Jul 5 2009
Mayo Clinic researchers and colleagues at the University of California San Francisco (UCSF) have found a connection between DNA alterations on human chromosome 9 and aggressive brain cancer known as glioblastoma. The findings are reported in the current online issue of Nature Genetics.
The study, conducted with different patient populations at each institution, looked for genome-wide associations using individual patient data and information in the Cancer Genome Atlas. Researchers found that persons with the specific alterations -- also known as single nucleotide polymorphisms (SNPs) -- have a 50 percent higher relative risk of developing glioblastoma.

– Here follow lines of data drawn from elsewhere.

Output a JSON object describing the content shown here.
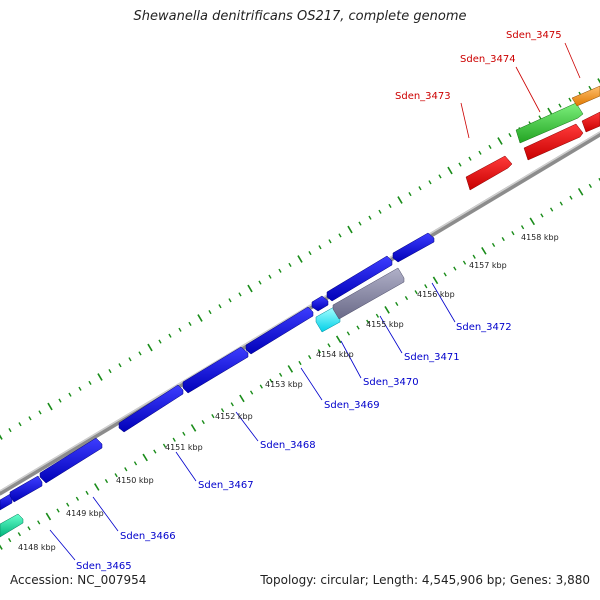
{
  "title": "Shewanella denitrificans OS217, complete genome",
  "footer": {
    "accession": "Accession: NC_007954",
    "summary": "Topology: circular; Length: 4,545,906 bp; Genes: 3,880"
  },
  "colors": {
    "backbone": "#8c8c8c",
    "tick": "#1a8c1a",
    "forward_gene_label": "#cc0000",
    "reverse_gene_label": "#0000cc"
  },
  "kbp_labels": [
    "4148 kbp",
    "4149 kbp",
    "4150 kbp",
    "4151 kbp",
    "4152 kbp",
    "4153 kbp",
    "4154 kbp",
    "4155 kbp",
    "4156 kbp",
    "4157 kbp",
    "4158 kbp"
  ],
  "gene_labels_forward": [
    "Sden_3473",
    "Sden_3474",
    "Sden_3475"
  ],
  "gene_labels_reverse": [
    "Sden_3465",
    "Sden_3466",
    "Sden_3467",
    "Sden_3468",
    "Sden_3469",
    "Sden_3470",
    "Sden_3471",
    "Sden_3472"
  ]
}
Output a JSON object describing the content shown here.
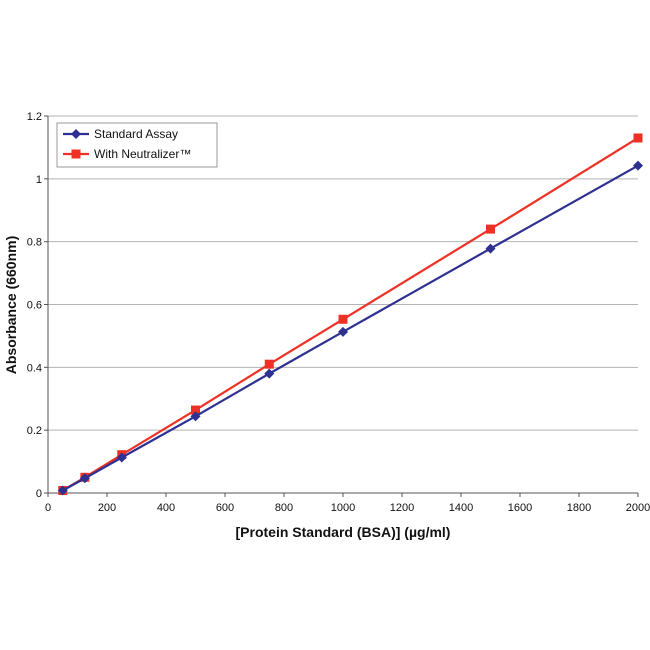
{
  "chart_data": {
    "type": "line",
    "xlabel": "[Protein Standard (BSA)] (µg/ml)",
    "ylabel": "Absorbance (660nm)",
    "xlim": [
      0,
      2000
    ],
    "ylim": [
      0,
      1.2
    ],
    "x_ticks": [
      "0",
      "200",
      "400",
      "600",
      "800",
      "1000",
      "1200",
      "1400",
      "1600",
      "1800",
      "2000"
    ],
    "y_ticks": [
      "0",
      "0.2",
      "0.4",
      "0.6",
      "0.8",
      "1",
      "1.2"
    ],
    "grid": "horizontal",
    "legend_position": "top-left",
    "series": [
      {
        "name": "Standard Assay",
        "color": "#2e3192",
        "marker": "diamond",
        "x": [
          50,
          125,
          250,
          500,
          750,
          1000,
          1500,
          2000
        ],
        "y": [
          0.008,
          0.047,
          0.113,
          0.244,
          0.38,
          0.513,
          0.778,
          1.042
        ]
      },
      {
        "name": "With Neutralizer™",
        "color": "#ee3124",
        "marker": "square",
        "x": [
          50,
          125,
          250,
          500,
          750,
          1000,
          1500,
          2000
        ],
        "y": [
          0.008,
          0.05,
          0.122,
          0.264,
          0.41,
          0.553,
          0.84,
          1.13
        ]
      }
    ]
  }
}
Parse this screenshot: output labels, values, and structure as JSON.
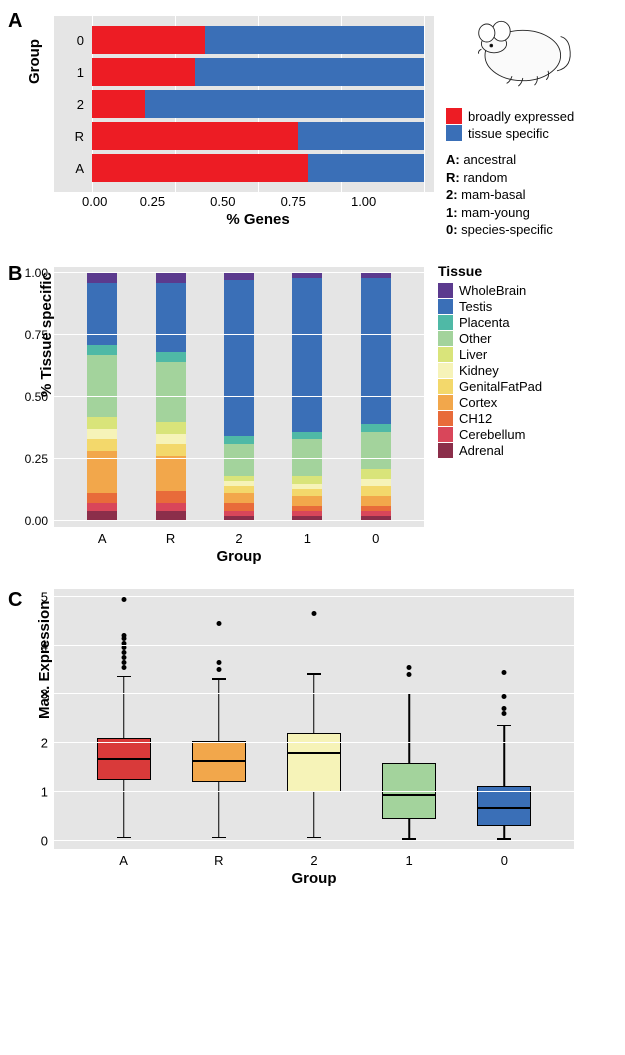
{
  "colors": {
    "panel_bg": "#e5e5e5",
    "grid": "#ffffff"
  },
  "panelA": {
    "label": "A",
    "ylabel": "Group",
    "xlabel": "% Genes",
    "xticks": [
      "0.00",
      "0.25",
      "0.50",
      "0.75",
      "1.00"
    ],
    "legend": [
      {
        "label": "broadly expressed",
        "color": "#ed1c24"
      },
      {
        "label": "tissue specific",
        "color": "#3a6fb7"
      }
    ],
    "group_key": [
      {
        "k": "A:",
        "v": "ancestral"
      },
      {
        "k": "R:",
        "v": "random"
      },
      {
        "k": "2:",
        "v": "mam-basal"
      },
      {
        "k": "1:",
        "v": "mam-young"
      },
      {
        "k": "0:",
        "v": "species-specific"
      }
    ],
    "categories": [
      "0",
      "1",
      "2",
      "R",
      "A"
    ],
    "series_colors": {
      "broad": "#ed1c24",
      "tissue": "#3a6fb7"
    },
    "data": {
      "0": {
        "broad": 0.34,
        "tissue": 0.66
      },
      "1": {
        "broad": 0.31,
        "tissue": 0.69
      },
      "2": {
        "broad": 0.16,
        "tissue": 0.84
      },
      "R": {
        "broad": 0.62,
        "tissue": 0.38
      },
      "A": {
        "broad": 0.65,
        "tissue": 0.35
      }
    }
  },
  "panelB": {
    "label": "B",
    "ylabel": "% Tissue specific",
    "xlabel": "Group",
    "legend_title": "Tissue",
    "yticks": [
      "0.00",
      "0.25",
      "0.50",
      "0.75",
      "1.00"
    ],
    "categories": [
      "A",
      "R",
      "2",
      "1",
      "0"
    ],
    "tissues": [
      {
        "name": "WholeBrain",
        "color": "#5b3a8e"
      },
      {
        "name": "Testis",
        "color": "#3a6fb7"
      },
      {
        "name": "Placenta",
        "color": "#4fb9a6"
      },
      {
        "name": "Other",
        "color": "#a3d39c"
      },
      {
        "name": "Liver",
        "color": "#d9e47a"
      },
      {
        "name": "Kidney",
        "color": "#f6f3b8"
      },
      {
        "name": "GenitalFatPad",
        "color": "#f3d86b"
      },
      {
        "name": "Cortex",
        "color": "#f2a74b"
      },
      {
        "name": "CH12",
        "color": "#e86b3a"
      },
      {
        "name": "Cerebellum",
        "color": "#d9465a"
      },
      {
        "name": "Adrenal",
        "color": "#8b2e4a"
      }
    ],
    "data": {
      "A": {
        "Adrenal": 0.04,
        "Cerebellum": 0.03,
        "CH12": 0.04,
        "Cortex": 0.17,
        "GenitalFatPad": 0.05,
        "Kidney": 0.04,
        "Liver": 0.05,
        "Other": 0.25,
        "Placenta": 0.04,
        "Testis": 0.25,
        "WholeBrain": 0.04
      },
      "R": {
        "Adrenal": 0.04,
        "Cerebellum": 0.03,
        "CH12": 0.05,
        "Cortex": 0.14,
        "GenitalFatPad": 0.05,
        "Kidney": 0.04,
        "Liver": 0.05,
        "Other": 0.24,
        "Placenta": 0.04,
        "Testis": 0.28,
        "WholeBrain": 0.04
      },
      "2": {
        "Adrenal": 0.02,
        "Cerebellum": 0.02,
        "CH12": 0.03,
        "Cortex": 0.04,
        "GenitalFatPad": 0.03,
        "Kidney": 0.02,
        "Liver": 0.02,
        "Other": 0.13,
        "Placenta": 0.03,
        "Testis": 0.63,
        "WholeBrain": 0.03
      },
      "1": {
        "Adrenal": 0.02,
        "Cerebellum": 0.02,
        "CH12": 0.02,
        "Cortex": 0.04,
        "GenitalFatPad": 0.03,
        "Kidney": 0.02,
        "Liver": 0.03,
        "Other": 0.15,
        "Placenta": 0.03,
        "Testis": 0.62,
        "WholeBrain": 0.02
      },
      "0": {
        "Adrenal": 0.02,
        "Cerebellum": 0.02,
        "CH12": 0.02,
        "Cortex": 0.04,
        "GenitalFatPad": 0.04,
        "Kidney": 0.03,
        "Liver": 0.04,
        "Other": 0.15,
        "Placenta": 0.03,
        "Testis": 0.59,
        "WholeBrain": 0.02
      }
    }
  },
  "panelC": {
    "label": "C",
    "ylabel": "Max. Expression",
    "xlabel": "Group",
    "ymax": 5.0,
    "yticks": [
      "0",
      "1",
      "2",
      "3",
      "4",
      "5"
    ],
    "categories": [
      "A",
      "R",
      "2",
      "1",
      "0"
    ],
    "box_colors": {
      "A": "#d93a3a",
      "R": "#f2a74b",
      "2": "#f6f3b8",
      "1": "#a3d39c",
      "0": "#3a6fb7"
    },
    "boxes": {
      "A": {
        "low": 0.05,
        "q1": 1.25,
        "med": 1.65,
        "q3": 2.1,
        "high": 3.35,
        "outliers": [
          3.5,
          3.6,
          3.7,
          3.8,
          3.9,
          4.0,
          4.1,
          4.15,
          4.9
        ]
      },
      "R": {
        "low": 0.05,
        "q1": 1.2,
        "med": 1.62,
        "q3": 2.05,
        "high": 3.3,
        "outliers": [
          3.45,
          3.6,
          4.4
        ]
      },
      "2": {
        "low": 0.05,
        "q1": 1.0,
        "med": 1.78,
        "q3": 2.2,
        "high": 3.4,
        "outliers": [
          4.6
        ]
      },
      "1": {
        "low": 0.02,
        "q1": 0.45,
        "med": 0.92,
        "q3": 1.6,
        "high": 3.0,
        "outliers": [
          3.35,
          3.5
        ]
      },
      "0": {
        "low": 0.02,
        "q1": 0.3,
        "med": 0.65,
        "q3": 1.12,
        "high": 2.35,
        "outliers": [
          2.55,
          2.65,
          2.9,
          3.4
        ]
      }
    }
  }
}
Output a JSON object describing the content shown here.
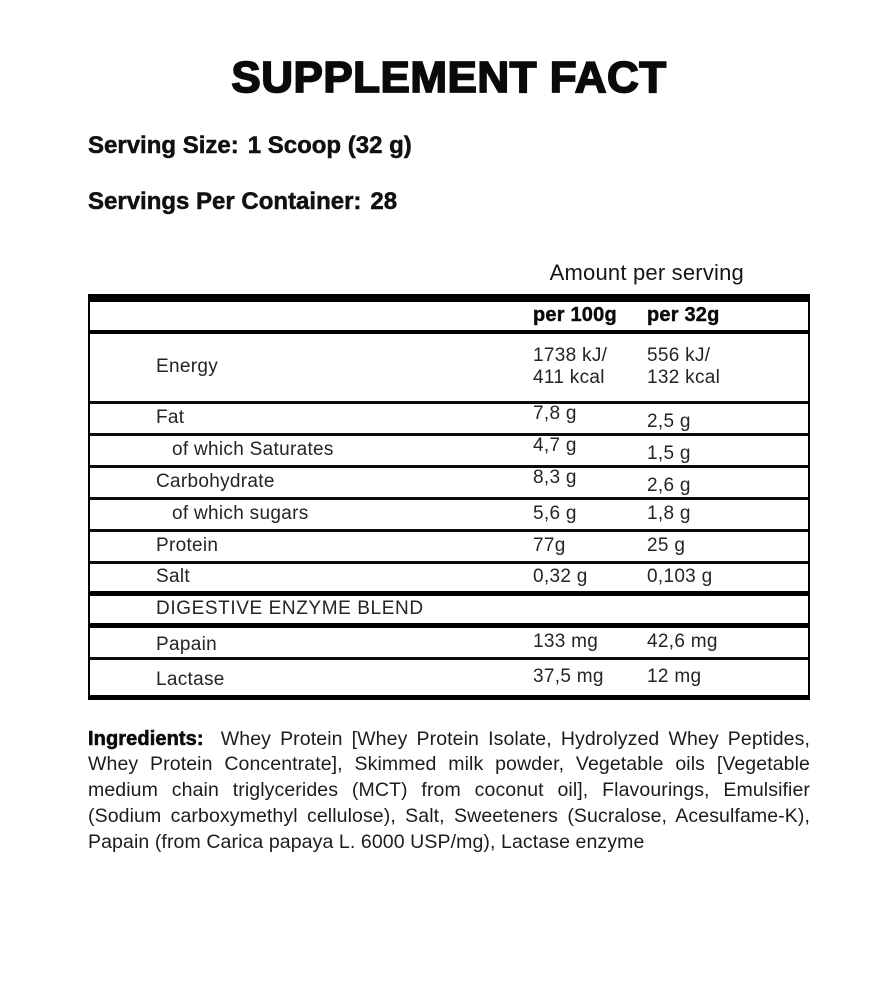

"This is not to cause those who possess these SNPs to worry about having CT scans every year," advised Robert Jenkins, M.D. Ph.D., genetics researcher and Mayo senior author of the study. He says an individual's environment also has much to do with their risk of cancer and that such external factors may need to be present to trigger onset of brain tumors, even for those with these SNPs. "Increased relative risk is just that -- relative." A normal person's risk of developing a glioblastoma is about 1 in 10,000. The risk is about 1 in 7,000 for a person carrying one of these SNPs.
Each year between 25,000 and 30,000 persons are diagnosed with glioblastomas -- one of the most aggressive forms of brain tumor. The causes are not clear and very few who are diagnosed live beyond five years.
To discover genes that might indicate an increased susceptibility to glioblastomas and other types of brain tumors, the investigators searched over 250,000 variants in 692 adult glioma patients (from the San Francisco Adult Glioma Study; 70 from the Cancer Genome Atlas) and compared them to 3992 controls (3390 from Illumina Control database and 602 from the Genome Atlas). The study was then replicated using independent data from 176 glioma patients and 174 controls from Mayo Clinic. Additional reports in the same issue of Nature Genetics further support the findings with independent replication studies.
"Replication is essential in genome wide association studies," says Dr. Jenkins. "Replication across independent patient populations is critical in establishing a real association between glioblastomas and the presence of these SNPs in the genome of patients with that type of brain tumor."
Researchers on the study include Karla Ballman, Ph.D., Jan Buckner, M.D., Paul Decker, Caterina Giannini, M.D., Ph.D., Chandralekha Halder, Thomas Kollmeyer, Matthew Kosel, Daniel LaChance, M.D., Brian O'Neill, M.D., Amanda Rynearson, and Ping Yang, M.D., Ph.D., all of Mayo Clinic; Margaret Wrensch, Ph.D., Jeffrey Chang, M.D., Ph.D., Ru-Fang Yeh, Ph.D., Yuanuan Xiao, Ph.D., Mitchel Berger, M.D., Susan Chang, M.D., Lucie McCoy, Joe Patoka, Alexander Pico, Michael Prados, M.D., Terri Rice, Ivan Smirnov, Tarik Tihan, M.D., Ph.D., Joe Wiemels, Ph.D., and John Wiencke, Ph.D., all of the University of California San Francisco; and Charles Quesenberry, Ph.D., of Kaiser Permanente, Oakland.
Research was supported by the National Institutes of Health and the National Cancer Institute (including the UCSF and Mayo Clinic Brain Tumor Specialized Programs of Research Excellence (SPOREs), the National Brain Tumor Foundation, the UCSF Lewis Chair in Brain Tumor Research, the Mayo Clinic Cancer Center, the families and friends of John Berardi, Helen Glaser and Elvera Olsen, and the Bernie and Edith Waterman Foundation.